前日は“名物”のスコールに見舞われた小倉だが、日曜はピーカンのパンパン馬場。スピード優先とばかり先行馬同士の競馬が続いていた。しかし、絶対能力が違えば、そんなの関係ね〜。サマーシリーズ第2戦はドリームジャーニ―の独り舞台となった。
先導役は七夕賞を得意の荒れ馬場で制したミヤビランベリ。その後をダブルティンパニー、グロリアスウィークが続き、1番人気のダイシングロウは中団に位置。勝ち馬ドリームジャーニーはそれらを見ながら、後方をじっくりと進んだ。
ただ、1000m通過59秒3はオープン馬にすると平均ペース。明らかに先行馬有利の流れだった。「返し馬の感じも良かったし、引っ掛からないように、リズム良く走ることだけ気をつけました」とは池添騎手だが、もちろん、ここでは悠長に構えてはいられない。3コーナー付近からマクるように進出。先行集団に持ったままで並びかけると、あとは気合をつけるだった。
「安田記念で乗せていただきましたが、良くなる感じはもっていました。ゴール前は余裕もありました」。その前走は後方追走のまま10着に終わっているだけに、リベンジを果たした池添からは会心の笑みがこぼれた。
一方、この復活Vの裏には、残念ながら影の存在となってしまった立役者がいることも忘れてはならない。
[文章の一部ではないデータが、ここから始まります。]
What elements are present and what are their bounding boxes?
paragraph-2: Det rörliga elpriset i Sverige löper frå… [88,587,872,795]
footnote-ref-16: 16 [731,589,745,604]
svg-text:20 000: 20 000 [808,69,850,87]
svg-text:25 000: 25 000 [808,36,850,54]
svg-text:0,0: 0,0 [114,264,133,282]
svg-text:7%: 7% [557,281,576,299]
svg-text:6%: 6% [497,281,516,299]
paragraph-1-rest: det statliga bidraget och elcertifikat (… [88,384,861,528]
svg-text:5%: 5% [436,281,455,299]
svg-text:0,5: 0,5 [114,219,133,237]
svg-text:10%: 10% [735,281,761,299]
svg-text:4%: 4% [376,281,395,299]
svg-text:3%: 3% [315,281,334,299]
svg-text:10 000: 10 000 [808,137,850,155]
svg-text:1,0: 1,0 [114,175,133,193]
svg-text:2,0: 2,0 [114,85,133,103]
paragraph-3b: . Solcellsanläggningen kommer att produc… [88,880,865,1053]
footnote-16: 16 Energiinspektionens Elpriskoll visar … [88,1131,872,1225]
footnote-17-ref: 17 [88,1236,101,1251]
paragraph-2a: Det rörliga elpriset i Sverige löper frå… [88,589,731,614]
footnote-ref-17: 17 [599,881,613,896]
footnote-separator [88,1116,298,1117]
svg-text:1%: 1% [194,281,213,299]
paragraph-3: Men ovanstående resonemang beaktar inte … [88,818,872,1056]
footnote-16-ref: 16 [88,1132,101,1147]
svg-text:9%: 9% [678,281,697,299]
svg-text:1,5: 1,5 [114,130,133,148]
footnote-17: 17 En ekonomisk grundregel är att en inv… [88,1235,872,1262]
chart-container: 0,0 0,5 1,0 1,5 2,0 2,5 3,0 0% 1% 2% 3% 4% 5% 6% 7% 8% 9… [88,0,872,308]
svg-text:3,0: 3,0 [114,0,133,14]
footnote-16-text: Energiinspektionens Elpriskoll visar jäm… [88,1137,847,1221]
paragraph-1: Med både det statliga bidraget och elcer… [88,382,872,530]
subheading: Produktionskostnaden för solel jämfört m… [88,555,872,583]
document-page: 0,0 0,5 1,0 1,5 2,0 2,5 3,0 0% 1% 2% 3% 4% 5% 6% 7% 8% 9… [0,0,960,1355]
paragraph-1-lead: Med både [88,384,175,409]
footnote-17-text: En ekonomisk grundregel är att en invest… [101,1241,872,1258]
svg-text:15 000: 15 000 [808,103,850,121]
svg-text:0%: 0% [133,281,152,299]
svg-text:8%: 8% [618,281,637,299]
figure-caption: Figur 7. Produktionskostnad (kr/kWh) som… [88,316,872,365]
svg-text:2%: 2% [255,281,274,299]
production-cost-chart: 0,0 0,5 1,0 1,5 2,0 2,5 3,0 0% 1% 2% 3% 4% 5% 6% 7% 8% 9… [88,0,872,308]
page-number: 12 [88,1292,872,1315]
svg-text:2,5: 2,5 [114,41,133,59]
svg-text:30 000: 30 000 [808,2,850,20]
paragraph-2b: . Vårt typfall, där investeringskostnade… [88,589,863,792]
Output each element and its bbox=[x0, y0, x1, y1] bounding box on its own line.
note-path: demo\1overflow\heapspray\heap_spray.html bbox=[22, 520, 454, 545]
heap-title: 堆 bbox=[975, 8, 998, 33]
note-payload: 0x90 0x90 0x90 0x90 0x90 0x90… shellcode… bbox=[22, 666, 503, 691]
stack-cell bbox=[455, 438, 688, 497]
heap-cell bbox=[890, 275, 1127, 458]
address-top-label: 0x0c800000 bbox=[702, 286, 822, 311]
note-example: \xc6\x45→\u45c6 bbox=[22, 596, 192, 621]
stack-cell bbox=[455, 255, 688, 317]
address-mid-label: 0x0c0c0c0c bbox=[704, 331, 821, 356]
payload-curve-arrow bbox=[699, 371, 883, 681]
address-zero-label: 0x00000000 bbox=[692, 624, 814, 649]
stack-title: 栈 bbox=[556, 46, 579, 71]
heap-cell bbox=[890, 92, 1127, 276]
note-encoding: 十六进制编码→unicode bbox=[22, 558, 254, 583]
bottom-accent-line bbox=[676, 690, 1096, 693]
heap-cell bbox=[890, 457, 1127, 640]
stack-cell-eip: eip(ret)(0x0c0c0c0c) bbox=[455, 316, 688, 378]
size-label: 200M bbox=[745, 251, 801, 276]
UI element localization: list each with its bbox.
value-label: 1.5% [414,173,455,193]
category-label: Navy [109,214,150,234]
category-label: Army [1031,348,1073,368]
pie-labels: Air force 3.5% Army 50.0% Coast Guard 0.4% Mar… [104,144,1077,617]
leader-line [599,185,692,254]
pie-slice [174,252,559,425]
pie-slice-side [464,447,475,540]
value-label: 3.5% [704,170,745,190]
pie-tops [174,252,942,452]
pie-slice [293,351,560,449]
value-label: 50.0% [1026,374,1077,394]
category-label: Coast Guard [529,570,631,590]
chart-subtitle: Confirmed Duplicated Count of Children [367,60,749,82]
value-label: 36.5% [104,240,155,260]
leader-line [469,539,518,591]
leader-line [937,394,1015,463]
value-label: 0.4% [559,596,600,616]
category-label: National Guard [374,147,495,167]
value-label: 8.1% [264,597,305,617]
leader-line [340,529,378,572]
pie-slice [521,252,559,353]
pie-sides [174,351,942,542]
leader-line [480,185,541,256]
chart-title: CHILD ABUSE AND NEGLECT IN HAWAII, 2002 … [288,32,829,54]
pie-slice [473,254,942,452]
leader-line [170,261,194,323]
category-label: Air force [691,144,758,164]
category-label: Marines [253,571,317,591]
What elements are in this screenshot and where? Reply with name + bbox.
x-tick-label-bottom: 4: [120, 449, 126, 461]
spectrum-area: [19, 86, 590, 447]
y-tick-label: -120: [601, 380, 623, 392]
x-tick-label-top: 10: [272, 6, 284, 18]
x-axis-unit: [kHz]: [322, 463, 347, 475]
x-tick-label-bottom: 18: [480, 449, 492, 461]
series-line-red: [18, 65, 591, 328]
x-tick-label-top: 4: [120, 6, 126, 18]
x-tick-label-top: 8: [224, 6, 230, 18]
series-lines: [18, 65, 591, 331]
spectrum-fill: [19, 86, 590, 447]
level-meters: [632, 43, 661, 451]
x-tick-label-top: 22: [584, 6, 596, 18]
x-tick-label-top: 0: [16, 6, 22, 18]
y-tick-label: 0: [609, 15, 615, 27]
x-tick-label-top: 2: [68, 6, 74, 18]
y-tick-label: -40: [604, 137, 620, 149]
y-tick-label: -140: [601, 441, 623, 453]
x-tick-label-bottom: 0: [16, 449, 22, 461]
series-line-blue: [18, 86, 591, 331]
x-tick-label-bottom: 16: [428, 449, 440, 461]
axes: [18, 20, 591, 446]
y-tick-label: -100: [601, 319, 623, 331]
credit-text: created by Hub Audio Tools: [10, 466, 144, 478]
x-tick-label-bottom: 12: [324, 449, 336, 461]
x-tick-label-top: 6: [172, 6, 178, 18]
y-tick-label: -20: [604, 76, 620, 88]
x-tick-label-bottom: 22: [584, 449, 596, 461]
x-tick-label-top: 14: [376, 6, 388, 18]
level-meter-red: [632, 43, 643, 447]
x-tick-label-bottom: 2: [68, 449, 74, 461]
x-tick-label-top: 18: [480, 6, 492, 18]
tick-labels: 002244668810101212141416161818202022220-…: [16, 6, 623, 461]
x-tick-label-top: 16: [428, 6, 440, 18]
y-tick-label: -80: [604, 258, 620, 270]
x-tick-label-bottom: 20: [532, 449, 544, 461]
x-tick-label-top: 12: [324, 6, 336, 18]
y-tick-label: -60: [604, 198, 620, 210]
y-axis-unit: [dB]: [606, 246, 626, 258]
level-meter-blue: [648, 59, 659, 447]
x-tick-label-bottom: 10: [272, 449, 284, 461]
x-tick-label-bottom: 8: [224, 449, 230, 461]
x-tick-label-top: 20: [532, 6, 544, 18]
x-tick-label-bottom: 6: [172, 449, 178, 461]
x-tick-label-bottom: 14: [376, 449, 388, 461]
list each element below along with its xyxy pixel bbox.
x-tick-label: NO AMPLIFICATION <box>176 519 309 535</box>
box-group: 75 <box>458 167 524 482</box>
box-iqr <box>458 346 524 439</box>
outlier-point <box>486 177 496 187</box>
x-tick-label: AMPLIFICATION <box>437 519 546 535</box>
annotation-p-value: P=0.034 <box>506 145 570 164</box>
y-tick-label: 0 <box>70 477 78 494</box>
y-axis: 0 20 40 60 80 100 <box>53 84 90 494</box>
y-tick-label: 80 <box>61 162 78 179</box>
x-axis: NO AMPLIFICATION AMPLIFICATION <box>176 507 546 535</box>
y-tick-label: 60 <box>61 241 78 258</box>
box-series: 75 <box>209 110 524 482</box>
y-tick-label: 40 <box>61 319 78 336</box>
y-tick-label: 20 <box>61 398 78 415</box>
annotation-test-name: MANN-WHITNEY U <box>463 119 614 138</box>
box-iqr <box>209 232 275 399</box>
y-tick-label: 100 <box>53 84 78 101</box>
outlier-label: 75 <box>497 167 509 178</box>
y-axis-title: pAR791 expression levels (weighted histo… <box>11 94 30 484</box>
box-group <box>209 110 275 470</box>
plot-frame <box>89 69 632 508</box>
「4つコーナーを回るコースがこの馬には合っている」と小倉記念出撃を進言した武豊騎手こそその人だ。
追い込み馬に小倉2000mがフィットする?常識を覆す助言を送るあたり、やはり彼は天才だ。そして、その目には寸分の狂いもなかった。不運にも本人は先週の走行妨害で騎乗停止となってしまったが、昨秋の神戸新聞杯以来、勝ち星のないジャーニー再生計画はピンチヒッターの池添により完遂された。
「中間の様子にもよりますが、この後は毎日王冠(GII 東京芝1800m 10月12日)か、朝日CC(GIII 阪神芝2000m 9月15日)から天皇賞(秋)を考えます」と池江寿師。一昨年の2歳王者の復活で混とんとする秋の盾戦線が面白くなってきた。